BACKGROUND: Previous work revealed that protein kinase cAMP-dependent catalytic β (PRKACB) may play a crucial role in osteoarthritis (OA) development. However, the mechanism by which PRKACB plays a role in OA still needs to be further investigated. Our aim was to explore the mechanism of PRKACB in a human chondrocyte inflammatory injury model. METHODS: Human CHON-001 chondrocytes were treated with 10 ng/mL IL-1β for 12 h to establish an in vitro model of chondrocyte inflammatory injury. Cell viability was determined by 3-(4,5-dimethylthiazol-2-yl)-2,5-diphenyltetrazolium bromide (MTT) assay. Flow cytometry (FCM) was conducted to assess apoptosis. Western blot assays were carried out to measure cleaved caspase-3, caspase-3, PRKACB, collagen II, aggrecan, phosphorated protein kinase A (p-PKA), PKA, cAMP response element-binding protein (CREB) and p-CREB protein expression levels.
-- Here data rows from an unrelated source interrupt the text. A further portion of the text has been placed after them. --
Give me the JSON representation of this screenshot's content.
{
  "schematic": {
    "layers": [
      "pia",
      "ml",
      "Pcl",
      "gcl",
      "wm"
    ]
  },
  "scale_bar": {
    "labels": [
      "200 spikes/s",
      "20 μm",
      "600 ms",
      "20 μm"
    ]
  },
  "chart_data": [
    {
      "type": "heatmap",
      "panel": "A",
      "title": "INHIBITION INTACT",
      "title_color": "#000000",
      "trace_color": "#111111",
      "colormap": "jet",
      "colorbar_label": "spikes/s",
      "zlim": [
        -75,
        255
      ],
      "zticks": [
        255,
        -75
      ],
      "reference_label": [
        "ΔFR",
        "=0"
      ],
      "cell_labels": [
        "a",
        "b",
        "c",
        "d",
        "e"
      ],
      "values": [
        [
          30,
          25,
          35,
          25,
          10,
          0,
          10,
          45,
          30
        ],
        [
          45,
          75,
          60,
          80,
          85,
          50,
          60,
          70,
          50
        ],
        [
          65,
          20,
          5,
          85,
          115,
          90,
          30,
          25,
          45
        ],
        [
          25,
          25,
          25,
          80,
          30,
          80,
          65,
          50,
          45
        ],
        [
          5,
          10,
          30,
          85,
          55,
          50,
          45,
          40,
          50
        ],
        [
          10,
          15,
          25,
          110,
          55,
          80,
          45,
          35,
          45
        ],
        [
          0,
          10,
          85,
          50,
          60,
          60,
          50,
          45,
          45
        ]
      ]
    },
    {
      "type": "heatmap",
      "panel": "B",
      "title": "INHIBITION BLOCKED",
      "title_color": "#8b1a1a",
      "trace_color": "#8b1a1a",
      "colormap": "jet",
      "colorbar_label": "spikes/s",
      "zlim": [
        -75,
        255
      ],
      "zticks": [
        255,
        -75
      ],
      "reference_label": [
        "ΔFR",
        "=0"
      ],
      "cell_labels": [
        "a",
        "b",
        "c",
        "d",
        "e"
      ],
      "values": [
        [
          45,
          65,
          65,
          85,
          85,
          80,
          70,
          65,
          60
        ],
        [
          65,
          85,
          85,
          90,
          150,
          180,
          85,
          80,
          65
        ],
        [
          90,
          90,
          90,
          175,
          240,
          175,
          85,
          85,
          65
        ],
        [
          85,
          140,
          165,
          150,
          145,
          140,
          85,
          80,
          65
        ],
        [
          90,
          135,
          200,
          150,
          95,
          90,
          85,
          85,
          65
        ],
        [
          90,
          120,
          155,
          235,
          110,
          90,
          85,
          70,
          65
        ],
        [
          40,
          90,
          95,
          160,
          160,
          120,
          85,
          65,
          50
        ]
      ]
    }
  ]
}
Reverse transcription quantitative polymerase chain reaction (RT-qPCR) assay was used to measure PRKACB gene expression. Interleukin 6 (IL-6), IL-1β, and tumor necrosis factor alpha (TNF-α) levels were measured by enzyme-linked immunosorbent assay (ELISA). RESULTS: PRKACB expression was decreased in IL-1β-treated CHON-001 cells. Transfection of a PRKACB plasmid increased PRKACB expression in CHON-001 cells. IL-1β significantly inhibited CHON-001 cell viability; induced apoptosis; increased cleaved caspase-3 expression and the cleaved caspase-3/caspase-3 ratio; promoted TNF-α, IL-6 and IL-8 secretion; and decreased the expression levels of collagen II and aggrecan. However, these effects could be suppressed by the PRKACB plasmid. Moreover, we also found that PRKACB activated the PKA/CREB signaling pathway. H89 (a PKA inhibitor) distinctly reversed the effect of PRKACB on IL-1β-induced CHON-001 cells. CONCLUSION: PRKACB can increase cell viability and reduce inflammation by activating the PKA/CREB signaling pathway, and PRKACB is a novel target for OA treatment.